Yesterday the Rockridge Institute announced it is closing its doors. A victim of lack of funding, lack of support and a general lack of understanding of its vital role. Rockridge itself shares some of the blame, but we'll get to that in a moment.
For those of you who don't know what the Rockridge Institute is, then it's time you met George Lakoff, author of "Don't Think of an Elephant." What Lakoff brought to the table was a way of understanding how differently liberals and conservatives see the world. He defined the "strict parent" model of conservative thinking and the "nurturing parent" view of the world held by liberals. In subsequent writings and through the Institute, he sought to teach liberals how to frame their ideas in ways that reached the nurturing parent in each of us.
While Lakoff isn't the last word in this thinking (read Thom Hartmann, Cracking the Code), he provided critical insight at a time when liberals were struggling to understand why they couldn't get their message across.
An important part of Lakoff's work was his advocacy that liberals need to create the same kind of powerhouse think tanks that conservatives have used for years to justify their world view. Rockridge was intended to be one of those institutions and its job was to help liberals communicate more effectively.
Indeed liberals did stream to Rockridge asking for help in crafting their messages on local issues and candidates. Where Rockridge failed was in teaching enough of us how to get those ideas across in the work we do daily. The ideas were easy to understand, but it often seemed that Lakoff and the rest of the staff struggled with how to make their concepts practical.
Time and money might have helped, but that's where liberals blew it. We let something valuable get away. We understood the fight and what we must do to win and simply chose to lay down on the battlefield.
We've seen the same thing here at Democracy for Tennessee. People join us because they share our belief that it's important to elect Progressive candidates to office -- but when it comes time to work for that cause, they refuse to be pried from their chairs. We're not called "latte liberals" for nothing.
Soon the Rockridge Institute will become just an entry in Wikipedia and an online archive. Liberals will bemoan how conservatives control the debate and public policy. As the current crop of conservatives retire, a new, younger crowd will emerge and build on what Karl Rove and others created. The new neocons will be comforted in the knowledge that Progressives have no stomach for a fight and they'll be able to rebuild. We've been given their play book and will create no defense.
It's difficult to predict what it will take to spur liberals to action. Elections have been stolen, presidential lies exposed, freedoms neutralized and government has been corrupted by business. We've marched a generation off to an unnecessary war, enriched a few while shrinking the middle class and denied the poor decent wages.

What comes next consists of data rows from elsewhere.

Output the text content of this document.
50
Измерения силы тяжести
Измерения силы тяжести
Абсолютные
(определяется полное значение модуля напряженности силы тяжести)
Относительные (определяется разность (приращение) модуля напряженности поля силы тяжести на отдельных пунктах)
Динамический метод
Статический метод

We've let health care costs skyrocket while seeing our overall quality of health decline. We've stood passively by waiting for an easy fix for Social Security, presumably waiting for a crisis before we consider action.
We've watched while most of a great city was washed away and failed to act. We've given victims of tragedy polluted housing in which to live. We've watched while the beliefs of a few became law for us all. We stand by while people are persecuted for their beliefs, their religion or the color of their skin and do nothing. We have allowed our government -- a government of the people -- to torture others.
There is no lack of reasons for us to be outraged, no lack of problems crying for reform. And with the closing of Rockridge, it seems that we have even lost the will to speak clearly about what we believe.